Şunu soruyorum “TRT’ye çekilen dizileri de sadece iktidara yakın isimler çekmiyor mu?” Yanıtlıyor: “Evet. Üstelik yüzde 90’ı adı duyulmamış yapımcılar tarafından çekiliyor. Ama yetmiyor. Öte yandan bu cast ajansları ne yapıyor? İstemedikleri kanalın dizisine oyuncu göndermiyor. Ne oluyor o zaman tanınmış, popüler, ratingi olan oyuncuyu ATV diyelim kendi dizisinde oynatamıyor. Ama aslında o oyuncu çok istese ajansını ikna edip gider. Öte yandan evet bu sisteme dahil olmayan insanlar iş bulamıyor, eziliyor. Ama olayın bütünü zaten çok vahşi bir sistem. Ortada bu 5 milyar liralık sektörün işleyişini sağlayan bir düzenleme yok. Kural yok, yasa yok, sendika yok. ABD ve Avrupa’da bunu düzenleyen kurallar var. Oyuncuların dahil olduğu bir birlik, senaristler için ayrı birlik var. Bu cast şirketleri oyuncunun dizi başına aldığı ücretin yüzde 20’sini alıyor. Ortada bir monopoly oyunu var. Acilen yapılması gereken bu sektörün tüm taraflarının bir araya gelerek yeni düzenlemeler ve haklar için bir araya gelmesi gerekiyor.
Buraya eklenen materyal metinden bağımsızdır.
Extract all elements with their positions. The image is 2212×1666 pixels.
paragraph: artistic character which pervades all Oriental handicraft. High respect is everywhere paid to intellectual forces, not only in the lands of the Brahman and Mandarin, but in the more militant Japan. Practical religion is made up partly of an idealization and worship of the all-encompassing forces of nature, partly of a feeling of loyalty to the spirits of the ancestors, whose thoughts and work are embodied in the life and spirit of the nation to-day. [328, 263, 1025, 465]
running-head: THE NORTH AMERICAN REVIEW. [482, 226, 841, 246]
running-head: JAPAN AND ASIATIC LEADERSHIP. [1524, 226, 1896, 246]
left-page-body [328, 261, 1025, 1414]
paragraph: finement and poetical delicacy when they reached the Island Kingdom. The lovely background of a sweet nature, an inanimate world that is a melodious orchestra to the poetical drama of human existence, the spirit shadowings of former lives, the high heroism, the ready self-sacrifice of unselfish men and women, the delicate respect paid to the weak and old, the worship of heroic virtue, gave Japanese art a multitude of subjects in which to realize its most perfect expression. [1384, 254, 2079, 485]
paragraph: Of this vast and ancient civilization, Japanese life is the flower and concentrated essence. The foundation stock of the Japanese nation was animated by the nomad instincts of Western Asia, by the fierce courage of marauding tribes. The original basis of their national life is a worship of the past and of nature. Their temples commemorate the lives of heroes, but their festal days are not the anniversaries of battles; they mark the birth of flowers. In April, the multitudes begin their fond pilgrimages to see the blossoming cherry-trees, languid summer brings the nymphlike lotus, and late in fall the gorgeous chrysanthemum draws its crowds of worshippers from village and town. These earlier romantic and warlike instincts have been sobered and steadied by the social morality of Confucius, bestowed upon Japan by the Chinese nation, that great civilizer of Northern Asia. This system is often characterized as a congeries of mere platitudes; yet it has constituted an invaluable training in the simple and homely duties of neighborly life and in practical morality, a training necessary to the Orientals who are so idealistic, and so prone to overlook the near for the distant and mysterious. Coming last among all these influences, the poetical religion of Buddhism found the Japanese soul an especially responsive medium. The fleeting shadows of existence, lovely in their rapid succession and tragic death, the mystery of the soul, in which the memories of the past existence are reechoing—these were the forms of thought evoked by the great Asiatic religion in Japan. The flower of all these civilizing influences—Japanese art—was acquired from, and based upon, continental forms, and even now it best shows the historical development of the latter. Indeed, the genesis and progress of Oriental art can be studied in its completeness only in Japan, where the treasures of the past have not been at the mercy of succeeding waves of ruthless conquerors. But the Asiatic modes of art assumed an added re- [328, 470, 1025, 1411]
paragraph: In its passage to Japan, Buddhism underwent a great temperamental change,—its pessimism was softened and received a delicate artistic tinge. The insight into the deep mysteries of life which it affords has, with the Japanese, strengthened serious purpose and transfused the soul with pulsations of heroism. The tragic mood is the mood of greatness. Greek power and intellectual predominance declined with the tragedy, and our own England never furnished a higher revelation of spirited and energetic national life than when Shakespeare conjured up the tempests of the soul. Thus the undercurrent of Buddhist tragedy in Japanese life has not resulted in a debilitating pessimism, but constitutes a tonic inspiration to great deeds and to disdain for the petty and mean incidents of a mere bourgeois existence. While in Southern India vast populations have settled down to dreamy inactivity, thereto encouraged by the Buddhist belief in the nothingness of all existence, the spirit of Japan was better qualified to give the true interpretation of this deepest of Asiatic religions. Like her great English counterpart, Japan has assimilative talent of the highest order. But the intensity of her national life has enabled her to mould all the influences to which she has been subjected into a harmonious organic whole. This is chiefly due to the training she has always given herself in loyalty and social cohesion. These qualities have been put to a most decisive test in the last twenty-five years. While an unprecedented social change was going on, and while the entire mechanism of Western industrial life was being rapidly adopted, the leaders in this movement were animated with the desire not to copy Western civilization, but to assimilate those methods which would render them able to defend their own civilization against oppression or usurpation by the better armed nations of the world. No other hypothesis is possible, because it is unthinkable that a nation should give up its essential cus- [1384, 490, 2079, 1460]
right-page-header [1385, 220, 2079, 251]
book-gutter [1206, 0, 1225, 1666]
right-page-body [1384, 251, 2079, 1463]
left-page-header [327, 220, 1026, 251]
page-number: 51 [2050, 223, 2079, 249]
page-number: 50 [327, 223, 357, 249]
DİZİ İHRACATINDA TÜRKİYE 2. SIRADA
Konuyu daha detaylı konuşmak için yapımcı Baran Seyhan’ı aradım. BirGün TV’de sorularımızı yanıtladı. Seyhan, dizi sektörünün Türkiye’de aşırı büyüdüğünü ve dünyada en çok dizi ihraç eden ikinci ülke olduğumuzu söylüyor ve ardından anlatıyor: Neden Türkiye çünkü 180 dakikalık bir bölüm yapılıyor, 3-4'e bölünüp satılıyor. Alan açısından da satan açısından da bu çok karlı. Hiçbir yerde bu kadar uzun süren dizi yok, 40 dakika mesela. Ortada bu kadar büyük bir pasta var. Siyasal iktidar diyor ki burada para var bu benim olmalı. Bunun içinde bir plan devreye girdi. Bu işten para gelmese iktidar cenahı ilgilenmez. Gerçek amaç keşke sektörde tekelleşme olsa. Ama değil. Bu sistem vahşi ama bu haliyle de olsa bizim olsun. Neye varacak sonu. Yapım şirketlerini büyük baskı altına alacaklarına inanıyorum.”
Seyhan’a “Bu iktidara yakın çevrenin çektiği dizileri” soruyorum. Büyük paralar harcanarak yapılan dizilerin yurt dışında yeterli ilgiyi göremediğini söylüyor ve devam ediyor:
Unutulan şöyle bir şey var. Kültür, sanat, yaratıcılık biat edenden doğmaz. Doğasına aykırı çünkü.

MENAJER İLE CAST DİREKTÖRÜ AYNI KİŞİ OLAMAZ
Peki menajer cephesinde ne var? Seyhan bunu da özetliyor: Cast direktörü yani oyuncu seçimini yapan kişi ile menajer aynı kişi olamaz. Diğerleri kaderine terk edilir. Tüm dünyada menajerlik ve castlar ayrı şirketler. Keşke bu operasyon sektörün sorunlarını çözmek için yapılıyor olsa ama öyle değil.
CAMBAZA BAK OYNANIYOR
Seyhan sözlerini şöyle noktalıyor: Şu an cambaza bak oynanıyor. Biliyorsunuz ahali cambaza bakarken izleyenlerin cepleri boşaltılıyor. Şu an yapılan da bu.